To this end, I was delighted by a long and highly instructive note I received from SuSE's Lenz Grimmer in response to my having written my impressions of the SuSE-7.2 distribution. Much of what he said was as I expected (the multiplicity of KDE directories is to ease the use of both KDE-1.x and KDE-2.x applications), some was very interesting (the reason for /var/X11R6 is to facilitate remote use with XFree-3.3.6), and one thing truly pleased me: The inflexibility of SuSEConfig is something that the company plans to change. I'd complained that if one changes some configuration files in /etc, SuSE changes them back. This encouraged me to believe that SuSE is both responsive and interested in having a broad variety of desktop users of different levels of skill in their user base.

(Other things that he explained: OpenGL is not enabled by default because it is often more trouble than it's worth, which is to say that it's not reliable yet; on reflection I looked back at the hoops I've had to jump through to make it work well -- compiling both agpgart.o and the DRI driver for my video card into the kernel itself, not as modules -- and realized that he's entirely right. IDE-SCSI emulation is not enabled by default in SuSE-7.2 because, while it works for many drives, it breaks many others, but a search of the docs, both packaged and online, will provide the recipe for setting it up. YaST2 relies on what monitors tell it about themselves -- often not much -- in assessing their capabilities. I replied, stating my hope that SuSE produces a document to ease the transition of users migrating to SuSE from other distributions.)

Speaking of other distributions.

I will receive several notes from Mandrake users in the next couple of days, all in defense of their choice. I am very glad that they are happy. Based on what they say, one who chooses Mandrake will not end up ruefully GNashing his or her teeth. It is by their accounts a fine distribution, and I have no cause to doubt them. But it is also a derivative distribution, of Red Hat, and as a friend said when asked if he would be an artificial insemination donor, why settle for the bottled stuff when you can get the real thing on tap? (Because it's friendlier to newbies?)

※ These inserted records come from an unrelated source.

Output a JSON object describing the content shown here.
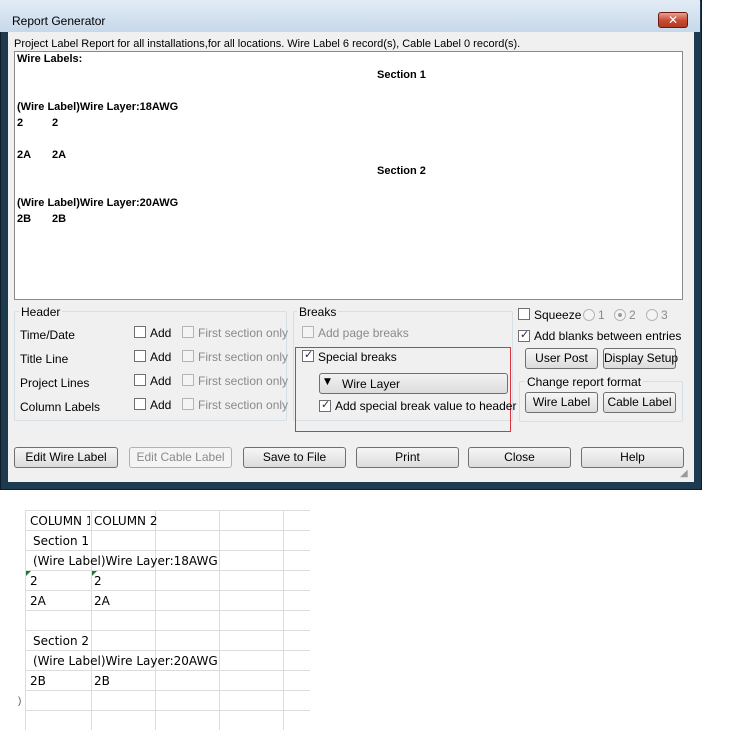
{
  "window": {
    "title": "Report Generator",
    "close_glyph": "✕",
    "resize_glyph": "◢"
  },
  "summary": "Project Label Report for all installations,for all locations. Wire Label 6 record(s), Cable Label 0 record(s).",
  "report": {
    "heading": "Wire Labels:",
    "section1": "Section 1",
    "layer1": "(Wire Label)Wire Layer:18AWG",
    "row1": [
      "2",
      "2"
    ],
    "row2": [
      "2A",
      "2A"
    ],
    "section2": "Section 2",
    "layer2": "(Wire Label)Wire Layer:20AWG",
    "row3": [
      "2B",
      "2B"
    ]
  },
  "header_group": {
    "title": "Header",
    "rows": [
      {
        "label": "Time/Date",
        "add": "Add",
        "first": "First section only"
      },
      {
        "label": "Title Line",
        "add": "Add",
        "first": "First section only"
      },
      {
        "label": "Project Lines",
        "add": "Add",
        "first": "First section only"
      },
      {
        "label": "Column Labels",
        "add": "Add",
        "first": "First section only"
      }
    ]
  },
  "breaks_group": {
    "title": "Breaks",
    "add_page_breaks": "Add page breaks",
    "special_breaks": "Special breaks",
    "special_breaks_checked": true,
    "break_type": "Wire Layer",
    "add_value_to_header": "Add special break value to header",
    "add_value_checked": true,
    "check_glyph": "✓",
    "dropdown_glyph": "▼"
  },
  "options": {
    "squeeze": "Squeeze",
    "squeeze_options": [
      "1",
      "2",
      "3"
    ],
    "squeeze_selected": "2",
    "add_blanks": "Add blanks between entries",
    "add_blanks_checked": true,
    "user_post": "User Post",
    "display_setup": "Display Setup",
    "change_format_title": "Change report format",
    "wire_label": "Wire Label",
    "cable_label": "Cable Label"
  },
  "buttons": {
    "edit_wire_label": "Edit Wire Label",
    "edit_cable_label": "Edit Cable Label",
    "save_to_file": "Save to File",
    "print": "Print",
    "close": "Close",
    "help": "Help"
  },
  "spreadsheet": {
    "headers": [
      "COLUMN 1",
      "COLUMN 2"
    ],
    "section1": "Section 1",
    "layer1": "(Wire Label)Wire Layer:18AWG",
    "row1": [
      "2",
      "2"
    ],
    "row2": [
      "2A",
      "2A"
    ],
    "section2": "Section 2",
    "layer2": "(Wire Label)Wire Layer:20AWG",
    "row3": [
      "2B",
      "2B"
    ],
    "edge_mark": ")"
  }
}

Caldera has, to my great sadness, breathed new life into the phrase "a day late and a dollar short." You can now order the Workstation 3.1 product or download ISO images and burn your own CDs for free. From what I have heard -- I have not seen it -- it's a nicely updated though austere version of the traditional Caldera Linux. And had Caldera's plans been made clear a month or two ago, there's a good chance that I, like many Caldera refugees who aren't, would be using it. But it's not something to which regular desktop users are likely to be drawn, and those users are not being sought by Caldera. These factors, combined with a licensing policy unique among distributions and some remarks by Caldera's Ransom Love that seemed designed to shoo away the general Linux user base, in any case mean that one of the oldest and best Linux distributions is no longer a player in the general desktop market. Too bad, though the company's reasons are understandable even if its way of going about it perhaps isn't.

Which in no way justifies yet another attack by the bloodsucking insects also known as plaintiffs lawyers, who have phonied up yet another investor lawsuit, this one against Caldera, its officers, and the underwriters of its initial public offering. It is highly likely that there are people at the underwriting investment banks who fully deserve to be strung up, but it's equally unlikely that Linux companies had anything to do with any real or imagined misdeeds, and it's completely certain that there is no abuse in the history of the planet that has been made right by enriching any bottom-feeding tort lawyer or group thereof, a class of parasite so odious that it makes Microsoft Corp. look positively charitable.

Plaintiffs lawyers. Oh, to see them, in little, colorful hats, dancing on the street and seeking coins from passersby.